A supply chain attack seems to have affected British Airways, the British Broadcasting Corporation (BBC) and Boots, among others firms. The supplier-in-common is payroll software firm, Zellis, which was compromised by a new zero day vulnerability (CVE-2023-34362) in the MOVEit platform, and this had been publicly disclosed earlier.
Microsoft’s threat intelligence teams have indicated that the group behind this breach is one previously known to have deployed another ransomware known as Cl0p ransomware, according to Toby Lewis, Head of Threat Analysis, Darktrace.
Zellis is just one customer of the file management platform, and there will likely be other organizations affected that have not yet been disclosed, said Lewis: “This incident appears to be limited to data theft from customers of the MOVEit platform. The exploit allows attackers to potentially view files people upload to MOVEit. It doesn’t seem to provide the access needed for an attacker to directly deploy ransomware, nor allow attackers to move internally through to the rest of the affected customer’s network. Nevertheless, if sensitive material is being transferred through MOVEit, this exploit can expose enterprises to extortion with the threat of publication of stolen data.”

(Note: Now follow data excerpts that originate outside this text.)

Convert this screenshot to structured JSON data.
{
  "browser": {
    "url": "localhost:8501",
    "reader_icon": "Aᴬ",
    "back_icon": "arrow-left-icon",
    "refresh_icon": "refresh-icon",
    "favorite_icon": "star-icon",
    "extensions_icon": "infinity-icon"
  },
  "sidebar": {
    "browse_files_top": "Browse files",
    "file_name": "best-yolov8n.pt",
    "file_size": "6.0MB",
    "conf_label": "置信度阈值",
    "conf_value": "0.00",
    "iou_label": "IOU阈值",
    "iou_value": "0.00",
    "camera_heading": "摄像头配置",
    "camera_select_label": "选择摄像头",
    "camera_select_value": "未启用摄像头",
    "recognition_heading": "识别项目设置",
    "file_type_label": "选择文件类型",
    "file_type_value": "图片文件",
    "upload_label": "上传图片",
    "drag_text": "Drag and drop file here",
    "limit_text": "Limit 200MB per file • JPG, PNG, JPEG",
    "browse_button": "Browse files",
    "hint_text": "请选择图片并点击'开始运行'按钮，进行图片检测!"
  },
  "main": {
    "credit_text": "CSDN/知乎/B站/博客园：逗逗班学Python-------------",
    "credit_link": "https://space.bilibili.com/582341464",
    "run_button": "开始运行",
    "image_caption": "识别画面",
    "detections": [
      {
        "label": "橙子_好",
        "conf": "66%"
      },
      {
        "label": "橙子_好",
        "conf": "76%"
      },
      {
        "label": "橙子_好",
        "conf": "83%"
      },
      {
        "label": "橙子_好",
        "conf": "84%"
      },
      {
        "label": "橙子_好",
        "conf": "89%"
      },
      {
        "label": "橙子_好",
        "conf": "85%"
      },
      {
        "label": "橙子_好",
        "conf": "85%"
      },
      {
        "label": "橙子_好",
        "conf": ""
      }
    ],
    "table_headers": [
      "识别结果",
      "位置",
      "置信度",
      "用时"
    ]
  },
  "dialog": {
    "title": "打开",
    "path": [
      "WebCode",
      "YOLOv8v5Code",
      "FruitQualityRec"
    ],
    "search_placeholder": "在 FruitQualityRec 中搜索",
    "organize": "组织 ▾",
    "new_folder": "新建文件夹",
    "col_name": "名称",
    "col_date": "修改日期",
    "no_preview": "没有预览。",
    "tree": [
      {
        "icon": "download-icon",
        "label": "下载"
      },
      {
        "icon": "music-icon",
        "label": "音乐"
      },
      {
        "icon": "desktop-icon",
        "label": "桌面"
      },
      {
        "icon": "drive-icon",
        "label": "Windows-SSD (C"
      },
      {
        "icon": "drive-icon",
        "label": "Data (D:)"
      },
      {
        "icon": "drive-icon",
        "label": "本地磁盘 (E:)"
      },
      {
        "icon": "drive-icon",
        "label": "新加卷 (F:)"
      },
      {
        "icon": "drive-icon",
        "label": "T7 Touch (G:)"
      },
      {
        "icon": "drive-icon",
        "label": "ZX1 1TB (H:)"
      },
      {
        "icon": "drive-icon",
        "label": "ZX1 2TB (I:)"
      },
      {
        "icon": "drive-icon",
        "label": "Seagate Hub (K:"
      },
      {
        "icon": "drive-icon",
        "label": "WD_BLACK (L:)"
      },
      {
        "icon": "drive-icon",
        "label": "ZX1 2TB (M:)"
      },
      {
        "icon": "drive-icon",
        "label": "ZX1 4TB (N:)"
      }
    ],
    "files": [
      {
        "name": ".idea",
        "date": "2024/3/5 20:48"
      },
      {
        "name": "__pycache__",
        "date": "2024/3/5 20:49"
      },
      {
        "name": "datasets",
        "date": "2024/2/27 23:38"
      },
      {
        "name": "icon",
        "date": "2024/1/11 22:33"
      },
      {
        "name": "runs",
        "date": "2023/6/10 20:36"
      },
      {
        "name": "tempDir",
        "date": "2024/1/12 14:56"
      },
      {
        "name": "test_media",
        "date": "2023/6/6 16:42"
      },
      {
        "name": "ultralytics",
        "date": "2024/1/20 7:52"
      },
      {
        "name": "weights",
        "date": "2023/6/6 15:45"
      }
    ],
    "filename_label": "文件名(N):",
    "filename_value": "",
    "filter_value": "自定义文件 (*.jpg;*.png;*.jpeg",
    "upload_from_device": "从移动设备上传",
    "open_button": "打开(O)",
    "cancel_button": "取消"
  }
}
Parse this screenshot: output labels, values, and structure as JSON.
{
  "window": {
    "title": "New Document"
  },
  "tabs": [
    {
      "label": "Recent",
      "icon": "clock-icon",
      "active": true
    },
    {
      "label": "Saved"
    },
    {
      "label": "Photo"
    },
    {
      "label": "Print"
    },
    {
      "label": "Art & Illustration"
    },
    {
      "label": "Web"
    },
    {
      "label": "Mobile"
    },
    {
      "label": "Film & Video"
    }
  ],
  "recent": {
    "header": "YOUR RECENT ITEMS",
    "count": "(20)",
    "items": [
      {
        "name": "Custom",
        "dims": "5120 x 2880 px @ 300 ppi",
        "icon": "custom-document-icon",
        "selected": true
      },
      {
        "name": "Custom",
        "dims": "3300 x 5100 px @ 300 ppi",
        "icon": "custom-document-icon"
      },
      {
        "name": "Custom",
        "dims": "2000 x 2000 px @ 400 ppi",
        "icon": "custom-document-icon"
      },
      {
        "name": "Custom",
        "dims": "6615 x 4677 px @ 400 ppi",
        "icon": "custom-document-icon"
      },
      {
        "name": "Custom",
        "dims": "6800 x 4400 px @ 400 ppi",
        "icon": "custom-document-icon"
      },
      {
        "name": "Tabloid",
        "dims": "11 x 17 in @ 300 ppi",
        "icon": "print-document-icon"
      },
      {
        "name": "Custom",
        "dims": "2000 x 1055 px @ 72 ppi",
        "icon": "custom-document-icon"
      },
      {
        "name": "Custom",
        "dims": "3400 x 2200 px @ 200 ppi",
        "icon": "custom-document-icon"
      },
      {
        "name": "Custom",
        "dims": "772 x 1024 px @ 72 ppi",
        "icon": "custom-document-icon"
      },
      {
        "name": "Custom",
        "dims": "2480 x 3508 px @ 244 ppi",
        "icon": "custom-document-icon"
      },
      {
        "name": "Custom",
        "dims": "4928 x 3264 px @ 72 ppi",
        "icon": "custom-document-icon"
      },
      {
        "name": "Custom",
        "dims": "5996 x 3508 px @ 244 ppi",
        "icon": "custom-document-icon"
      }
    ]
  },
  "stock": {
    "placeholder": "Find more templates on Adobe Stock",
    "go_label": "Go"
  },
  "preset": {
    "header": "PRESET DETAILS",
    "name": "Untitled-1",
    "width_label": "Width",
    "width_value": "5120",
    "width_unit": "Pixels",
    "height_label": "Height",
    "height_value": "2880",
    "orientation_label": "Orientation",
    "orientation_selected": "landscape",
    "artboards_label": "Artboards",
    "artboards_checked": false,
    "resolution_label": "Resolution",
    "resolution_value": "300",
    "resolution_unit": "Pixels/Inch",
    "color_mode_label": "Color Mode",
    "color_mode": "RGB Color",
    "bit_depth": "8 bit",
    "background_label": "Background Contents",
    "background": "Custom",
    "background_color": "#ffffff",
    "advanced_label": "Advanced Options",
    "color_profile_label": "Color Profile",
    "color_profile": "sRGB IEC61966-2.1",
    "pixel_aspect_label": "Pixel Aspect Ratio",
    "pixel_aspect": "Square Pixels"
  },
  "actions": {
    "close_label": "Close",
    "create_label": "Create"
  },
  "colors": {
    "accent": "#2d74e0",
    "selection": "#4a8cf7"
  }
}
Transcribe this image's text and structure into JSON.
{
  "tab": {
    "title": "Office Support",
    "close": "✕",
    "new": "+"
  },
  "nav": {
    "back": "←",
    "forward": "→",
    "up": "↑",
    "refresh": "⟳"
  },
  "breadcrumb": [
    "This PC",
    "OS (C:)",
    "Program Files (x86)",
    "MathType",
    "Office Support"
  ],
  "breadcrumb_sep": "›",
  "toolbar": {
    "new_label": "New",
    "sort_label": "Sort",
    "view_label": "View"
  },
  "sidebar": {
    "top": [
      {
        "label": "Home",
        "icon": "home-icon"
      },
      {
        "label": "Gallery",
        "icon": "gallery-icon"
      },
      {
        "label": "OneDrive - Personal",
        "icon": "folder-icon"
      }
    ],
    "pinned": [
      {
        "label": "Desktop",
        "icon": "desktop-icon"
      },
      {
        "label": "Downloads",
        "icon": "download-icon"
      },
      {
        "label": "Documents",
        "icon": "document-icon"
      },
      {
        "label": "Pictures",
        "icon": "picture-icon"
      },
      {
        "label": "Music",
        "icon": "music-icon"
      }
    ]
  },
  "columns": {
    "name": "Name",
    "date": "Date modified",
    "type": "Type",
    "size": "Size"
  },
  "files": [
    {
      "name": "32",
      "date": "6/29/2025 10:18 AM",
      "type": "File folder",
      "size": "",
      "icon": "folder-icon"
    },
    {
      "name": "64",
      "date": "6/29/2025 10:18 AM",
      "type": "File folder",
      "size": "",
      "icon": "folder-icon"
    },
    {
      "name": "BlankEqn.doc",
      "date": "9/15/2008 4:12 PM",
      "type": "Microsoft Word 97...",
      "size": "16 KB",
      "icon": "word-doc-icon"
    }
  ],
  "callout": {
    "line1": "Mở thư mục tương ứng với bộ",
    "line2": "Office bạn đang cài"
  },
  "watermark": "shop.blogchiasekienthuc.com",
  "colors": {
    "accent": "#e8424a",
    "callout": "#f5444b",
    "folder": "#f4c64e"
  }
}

Said Satnam Narang, Snr, Staff Research Engineer, Tenable: “Clop were also responsible for exploiting zero-days in other file transfer solutions like CVE-2023-0669 in GoAnywhere earlier this year, and four Acellion vulnerabilities (CVE-2021-27101, CVE-2021-27102, CVE-2021-27103, CVE-2021-27104) in late 2020. They’ve slowly pivoted towards a focus on data exfiltration, as evidenced in the targeting of file transfer solutions. In the grand scheme of things, data encryption alone is not enough of an incentive for victim organizations to pay exorbitant ransom demands. However, data exfiltration and threats to publish stolen data hold much more weight and are largely what has powered double extortion and ransomware groups to find so much success.”